Bild: pixabay / Jan-Mallander An dieser Stelle kommt die seit vielen Jahren hochaktuelle „Energetische Sanierung” ins Spiel. Durch sie werden Gebäude zu zukunftsfähigen, energieeffizienten Wohn- oder Geschäftshäusern.
Energetische Sanierung: Das ist die Definition
Eine energetische Sanierung zielt darauf ab, den Energieverbrauch eines Gebäudes in erheblichem Umfang zu senken. Personen mit Grundeigentum und Mietende erfahren dadurch langfristig eine finanzielle Entlastung.

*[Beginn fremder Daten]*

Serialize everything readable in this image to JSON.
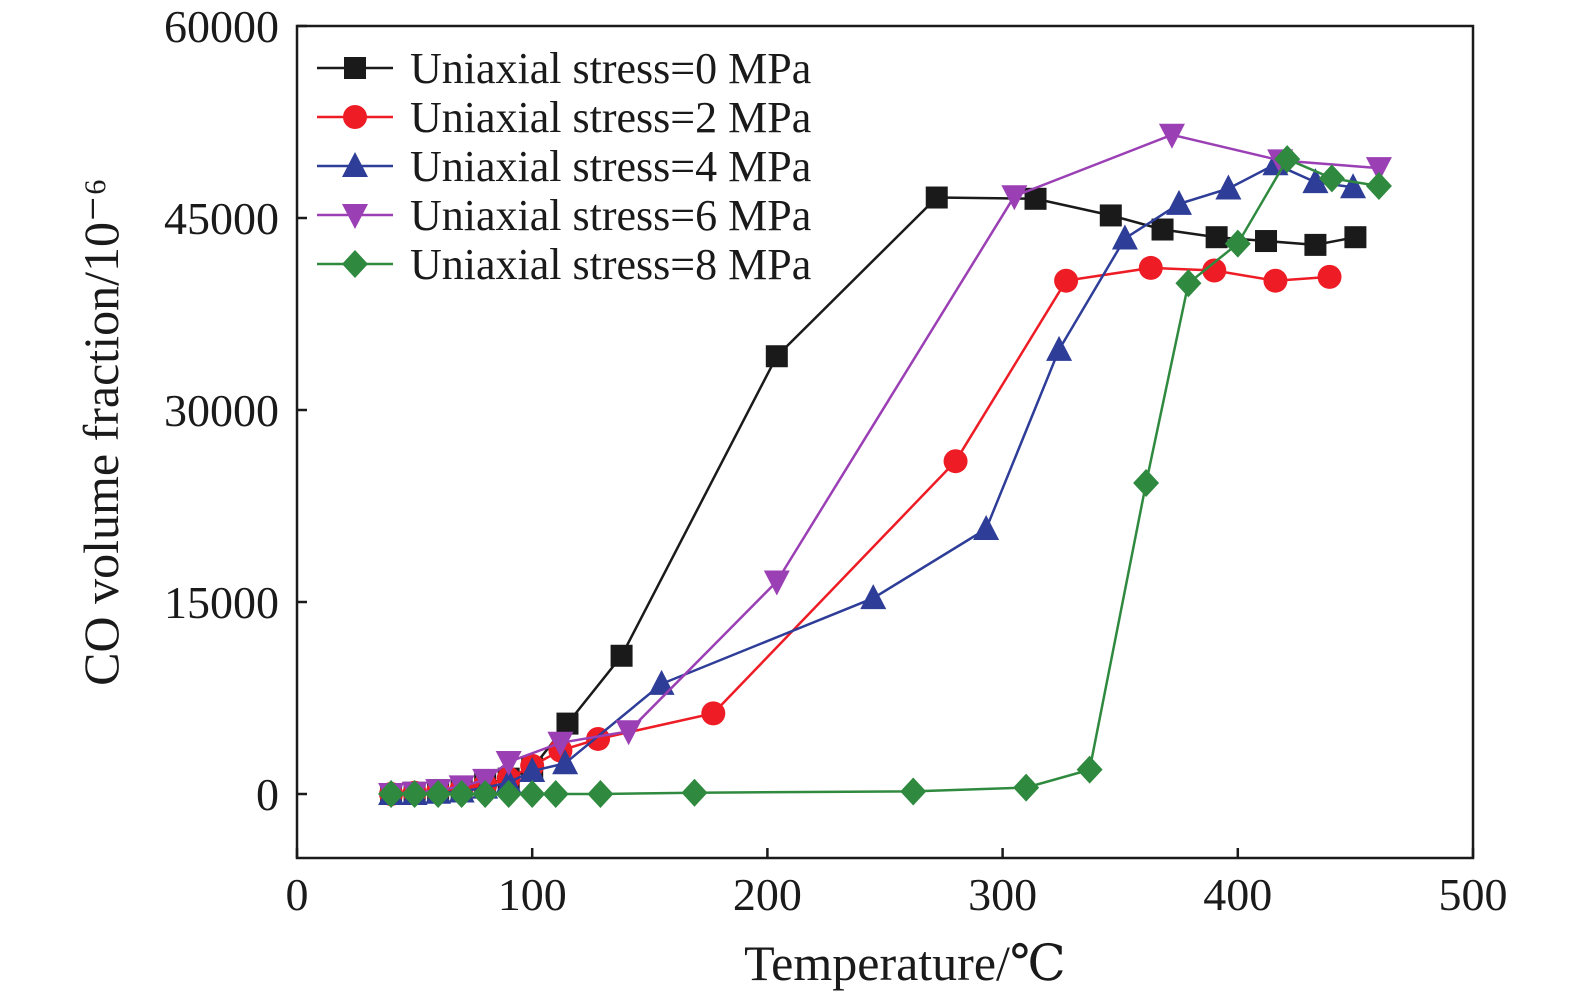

Zudem kommen im Rahmen der baulichen Veränderungen erneuerbare Energien zum Einsatz und der CO₂-Ausstoß wird gesenkt. Je nach persönlicher Situation und Bauvorhaben können Steuervorteile entstehen und/oder finanzielle Förderungen von Bund, Ländern und Kommunen in Anspruch genommen werden.
Nicht zu unterschätzen ist auch die Wertsteigerung von Immobilien, die ein energetisches Update erfahren. Um Dir einen ersten Überblick zu verschaffen, kannst Du den Wert Deiner Immobilie einfach, kostenlos und in Eigenregie bei McMakler ermitteln.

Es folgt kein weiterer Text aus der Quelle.